Минут через двадцать в комнате Реды было тихо и темно, как в тот день, наверное, когда хозяйка бежала из замка, окружённого врагами.

II
Реда. 2 года до смерти.

История не терпит сослагательного наклонения. Но – увы, терпит повелительное.

А. Кнышев


Дело шло к полудню. Хотя в коридор не проникало света снаружи, было, тем не менее, светло – достаточно, чтобы читать. Свет расходился от закреплённых на стенах по обеим сторонам факелов. Впрочем, читать здесь едва ли кто-то вздумал бы. Да и некому, собственно: два одетых в бирюзовое человека, неподвижно стоявших с алебардами у полированной деревянной двери в конце коридора, не умели, кажется, даже моргать – как статуи. (Вообще-то, читать они тоже не умели, но этого на лбу не написано). Было душно, но оба замерших навытяжку караульных и не к таким запахам привыкли. Только когда один из факелов забился в конвульсиях и испустил дух: тёмно-серый, почти чёрный, маслянистый и едкий, – стоявший справа от двери закашлялся, но тут же поспешно принял исходное положение. Как раз вовремя: в противоположном конце коридора показались трое. Невысокая женщина в охотничьем костюме из зеленой парчи, переливавшейся серебром, уверенно и быстро шла впереди, не оглядываясь на своих спутников – двоих мужчин в дурацких оранжево-зеленых камзолах с высокими неудобными воротниками. Эти двое остались за дверью, когда Реда вошла в библиотеку. Её там уже ждали.
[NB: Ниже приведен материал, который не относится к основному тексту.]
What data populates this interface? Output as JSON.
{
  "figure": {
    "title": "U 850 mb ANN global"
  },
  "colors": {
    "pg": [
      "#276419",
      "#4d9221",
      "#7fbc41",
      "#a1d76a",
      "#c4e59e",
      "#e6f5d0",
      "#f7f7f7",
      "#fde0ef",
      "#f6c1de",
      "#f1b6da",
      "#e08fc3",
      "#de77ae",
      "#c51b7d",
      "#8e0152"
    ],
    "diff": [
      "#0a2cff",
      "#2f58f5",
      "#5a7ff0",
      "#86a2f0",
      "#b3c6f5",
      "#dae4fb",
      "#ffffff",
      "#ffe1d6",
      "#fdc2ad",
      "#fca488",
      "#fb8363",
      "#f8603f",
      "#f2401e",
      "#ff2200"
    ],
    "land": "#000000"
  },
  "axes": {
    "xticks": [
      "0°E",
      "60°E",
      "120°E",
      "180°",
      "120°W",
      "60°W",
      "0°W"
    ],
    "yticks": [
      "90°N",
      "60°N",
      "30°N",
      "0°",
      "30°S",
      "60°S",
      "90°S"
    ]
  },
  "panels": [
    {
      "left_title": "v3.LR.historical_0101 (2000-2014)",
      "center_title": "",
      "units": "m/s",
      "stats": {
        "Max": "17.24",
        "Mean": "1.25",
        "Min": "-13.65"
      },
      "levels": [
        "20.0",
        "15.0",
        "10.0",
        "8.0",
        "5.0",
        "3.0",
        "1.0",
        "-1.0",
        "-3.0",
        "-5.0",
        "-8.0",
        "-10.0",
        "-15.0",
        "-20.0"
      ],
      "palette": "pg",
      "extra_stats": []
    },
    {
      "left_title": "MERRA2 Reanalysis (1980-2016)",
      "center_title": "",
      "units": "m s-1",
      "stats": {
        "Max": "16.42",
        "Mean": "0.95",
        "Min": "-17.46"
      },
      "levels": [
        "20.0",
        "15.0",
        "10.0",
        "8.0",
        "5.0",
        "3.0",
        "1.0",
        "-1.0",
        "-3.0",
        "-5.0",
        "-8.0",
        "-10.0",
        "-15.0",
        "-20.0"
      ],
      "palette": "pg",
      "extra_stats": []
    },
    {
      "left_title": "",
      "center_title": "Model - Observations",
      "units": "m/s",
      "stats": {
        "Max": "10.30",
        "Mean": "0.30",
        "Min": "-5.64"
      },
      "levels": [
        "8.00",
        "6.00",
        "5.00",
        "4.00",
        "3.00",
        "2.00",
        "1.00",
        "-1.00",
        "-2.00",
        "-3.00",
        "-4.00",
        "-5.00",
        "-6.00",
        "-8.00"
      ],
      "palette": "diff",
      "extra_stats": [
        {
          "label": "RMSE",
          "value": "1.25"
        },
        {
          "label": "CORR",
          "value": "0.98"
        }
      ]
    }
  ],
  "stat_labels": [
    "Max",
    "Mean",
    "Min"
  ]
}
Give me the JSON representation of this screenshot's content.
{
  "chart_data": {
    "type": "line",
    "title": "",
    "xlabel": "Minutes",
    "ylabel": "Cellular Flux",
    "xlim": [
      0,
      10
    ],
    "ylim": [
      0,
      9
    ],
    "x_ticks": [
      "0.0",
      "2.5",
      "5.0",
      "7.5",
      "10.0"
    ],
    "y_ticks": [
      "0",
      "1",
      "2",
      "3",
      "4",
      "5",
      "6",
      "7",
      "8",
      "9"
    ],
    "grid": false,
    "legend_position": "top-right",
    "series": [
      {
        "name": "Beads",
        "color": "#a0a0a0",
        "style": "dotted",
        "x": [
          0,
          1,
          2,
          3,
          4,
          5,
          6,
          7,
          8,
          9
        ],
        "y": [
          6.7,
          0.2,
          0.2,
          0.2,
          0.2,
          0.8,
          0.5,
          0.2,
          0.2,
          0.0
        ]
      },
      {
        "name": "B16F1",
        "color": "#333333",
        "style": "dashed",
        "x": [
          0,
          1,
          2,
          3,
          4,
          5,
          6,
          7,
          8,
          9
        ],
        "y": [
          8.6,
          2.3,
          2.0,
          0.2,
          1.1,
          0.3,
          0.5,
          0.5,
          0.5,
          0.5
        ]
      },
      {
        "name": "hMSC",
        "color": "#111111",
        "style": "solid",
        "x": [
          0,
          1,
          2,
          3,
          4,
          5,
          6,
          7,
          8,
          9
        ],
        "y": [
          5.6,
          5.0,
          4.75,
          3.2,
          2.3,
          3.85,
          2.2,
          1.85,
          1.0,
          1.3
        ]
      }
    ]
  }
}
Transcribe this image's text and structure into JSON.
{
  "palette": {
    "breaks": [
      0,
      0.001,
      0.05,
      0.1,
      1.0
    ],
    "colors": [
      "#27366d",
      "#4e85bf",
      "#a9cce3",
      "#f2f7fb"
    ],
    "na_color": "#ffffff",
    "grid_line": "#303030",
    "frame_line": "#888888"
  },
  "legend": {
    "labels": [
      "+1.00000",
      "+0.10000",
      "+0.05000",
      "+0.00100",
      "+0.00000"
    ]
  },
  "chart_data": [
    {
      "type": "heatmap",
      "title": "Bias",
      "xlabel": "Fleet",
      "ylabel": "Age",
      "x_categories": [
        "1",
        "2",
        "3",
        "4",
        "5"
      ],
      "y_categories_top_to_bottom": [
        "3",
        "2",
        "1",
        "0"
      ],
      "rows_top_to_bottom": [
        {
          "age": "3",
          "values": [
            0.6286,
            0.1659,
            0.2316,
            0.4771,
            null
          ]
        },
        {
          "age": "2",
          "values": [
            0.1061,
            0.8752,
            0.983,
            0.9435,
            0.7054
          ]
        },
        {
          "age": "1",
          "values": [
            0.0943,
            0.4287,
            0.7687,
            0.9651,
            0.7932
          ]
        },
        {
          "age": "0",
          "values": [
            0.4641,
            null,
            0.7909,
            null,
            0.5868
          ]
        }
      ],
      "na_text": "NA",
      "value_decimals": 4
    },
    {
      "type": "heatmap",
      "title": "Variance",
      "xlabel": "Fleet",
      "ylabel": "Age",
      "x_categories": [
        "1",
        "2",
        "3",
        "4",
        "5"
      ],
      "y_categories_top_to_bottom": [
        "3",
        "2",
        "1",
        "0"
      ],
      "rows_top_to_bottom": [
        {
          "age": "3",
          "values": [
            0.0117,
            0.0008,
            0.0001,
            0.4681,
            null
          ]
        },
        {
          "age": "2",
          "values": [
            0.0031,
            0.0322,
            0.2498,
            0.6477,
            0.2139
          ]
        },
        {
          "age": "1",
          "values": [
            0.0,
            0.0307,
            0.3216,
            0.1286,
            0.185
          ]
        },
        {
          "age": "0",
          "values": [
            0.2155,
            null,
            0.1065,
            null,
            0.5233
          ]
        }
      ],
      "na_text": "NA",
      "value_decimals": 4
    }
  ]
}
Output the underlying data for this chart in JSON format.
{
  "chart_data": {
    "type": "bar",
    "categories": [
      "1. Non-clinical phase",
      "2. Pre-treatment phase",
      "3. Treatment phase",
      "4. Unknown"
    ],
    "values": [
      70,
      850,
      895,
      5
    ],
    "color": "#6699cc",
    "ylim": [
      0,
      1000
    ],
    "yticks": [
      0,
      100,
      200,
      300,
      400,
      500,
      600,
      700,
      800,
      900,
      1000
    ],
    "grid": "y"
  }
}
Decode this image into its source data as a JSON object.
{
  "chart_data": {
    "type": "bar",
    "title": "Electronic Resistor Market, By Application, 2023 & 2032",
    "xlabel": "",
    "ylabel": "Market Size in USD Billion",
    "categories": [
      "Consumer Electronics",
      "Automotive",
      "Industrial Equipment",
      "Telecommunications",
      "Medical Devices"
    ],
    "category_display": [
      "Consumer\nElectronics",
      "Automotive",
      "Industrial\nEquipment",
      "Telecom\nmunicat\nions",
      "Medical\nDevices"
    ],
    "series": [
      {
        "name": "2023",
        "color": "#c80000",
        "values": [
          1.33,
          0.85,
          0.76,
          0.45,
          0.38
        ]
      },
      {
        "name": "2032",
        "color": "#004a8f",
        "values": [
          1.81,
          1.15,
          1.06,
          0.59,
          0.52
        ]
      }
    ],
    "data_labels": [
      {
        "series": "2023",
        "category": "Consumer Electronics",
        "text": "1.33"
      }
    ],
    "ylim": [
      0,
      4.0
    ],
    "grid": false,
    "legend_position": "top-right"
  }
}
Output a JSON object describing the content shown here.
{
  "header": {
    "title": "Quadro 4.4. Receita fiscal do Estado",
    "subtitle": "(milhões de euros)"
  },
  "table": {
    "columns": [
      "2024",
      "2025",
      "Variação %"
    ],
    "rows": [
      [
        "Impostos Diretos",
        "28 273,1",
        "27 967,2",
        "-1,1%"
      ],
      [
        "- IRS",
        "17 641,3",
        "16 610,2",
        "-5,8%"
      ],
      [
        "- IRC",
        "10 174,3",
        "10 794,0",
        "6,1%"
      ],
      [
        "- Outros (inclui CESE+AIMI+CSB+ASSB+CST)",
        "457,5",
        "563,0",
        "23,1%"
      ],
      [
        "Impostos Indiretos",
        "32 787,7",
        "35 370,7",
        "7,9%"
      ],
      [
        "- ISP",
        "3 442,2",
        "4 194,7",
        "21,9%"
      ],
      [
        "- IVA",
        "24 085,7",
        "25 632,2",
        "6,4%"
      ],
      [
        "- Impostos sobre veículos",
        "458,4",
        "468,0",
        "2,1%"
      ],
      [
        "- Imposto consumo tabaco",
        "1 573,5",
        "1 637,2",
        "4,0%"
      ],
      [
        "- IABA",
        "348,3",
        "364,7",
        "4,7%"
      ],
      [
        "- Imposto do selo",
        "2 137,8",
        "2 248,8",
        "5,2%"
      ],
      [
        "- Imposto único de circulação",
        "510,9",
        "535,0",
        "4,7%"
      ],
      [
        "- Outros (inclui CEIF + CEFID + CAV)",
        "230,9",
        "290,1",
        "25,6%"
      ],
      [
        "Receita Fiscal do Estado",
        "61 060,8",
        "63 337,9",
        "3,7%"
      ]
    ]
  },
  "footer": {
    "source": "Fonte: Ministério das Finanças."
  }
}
Тшадоно Нга, родом из Занги, представлял собой весьма своеобразную личность. Учёный, поэт и философ, он сознательно отказался изучать магию по совершенно неясным ни для кого (кроме, возможно, самого Тшадоно Нга) причинам, тем самым отказавшись стать Мастером, хотя многие всё отдали бы за это звание. Выделялась из общего ряда и история его появления при имперском дворе. Удивляло, впрочем, вовсе не то, что многие представители интеллигенции были собраны в столицу со всех концов Империи, и не то, что Тшадоно оказался в их числе. Хотя поговаривали (очень тихо и очень нервно оглядываясь), что императрица – «…нет-нет, вы только не подумайте, что я осмеливаюсь судить или, охраните Вечные, осуждать, но мне всё-таки странно…» – многим казалось «странно», что пригласили не арнского Мастера, например, а «этого зангского недоучку». Главной же странностью нужно признать то, о чём едва ли кто-то знал (кроме императрицы, разумеется, и самого Тшадоно): в письме, пришедшем ему из Даз-нок-Раада, содержался не приказ явиться, а просьба, причем особо оговаривалось, что в случае отказа никаких репрессий не последует. Более чем неординарное заявление от всегда на репрессии щедрой Реды. Тем более, что слово своё она обычно держала (хотя всё-таки обычно, а не всегда). Так или иначе, но «зангскому недоучке» было высочайше позволено выбирать, служить императрице, или нет, и он выбрал первое, хотя порой не слишком лестно (и слишком по тем временам неосмотрительно) отзывался о некоторых её действиях. И приехав, пожилой ученый не стал менять своих убеждений, более того, он и скрывать их не вздумал, время от времени позволяя себе критиковать Реду. Но что самое странное, он, после вот уже полутора лет такого поведения при дворе, оставался в живых. И оставался единственным, кому императрица старомодно говорила «вы». Об этом последнем, впрочем, тоже мало кто знал. Реда предпочитала беседовать с ним наедине: скорее всего, она не хотела, чтобы у непочтительного поэта нашлись последователи, – но беседовала довольно часто. Тшадоно рассказывал о поэзии, в которой разбирался великолепно, а императрица редко упускала возможность пополнить своё образование. Тшадоно пытался время от времени переключиться и на более насущные проблемы, но его политические, экономические и в особенности социальные выкладки императрица упорно игнорировала. А на сегодня как раз была назначена очередная беседа.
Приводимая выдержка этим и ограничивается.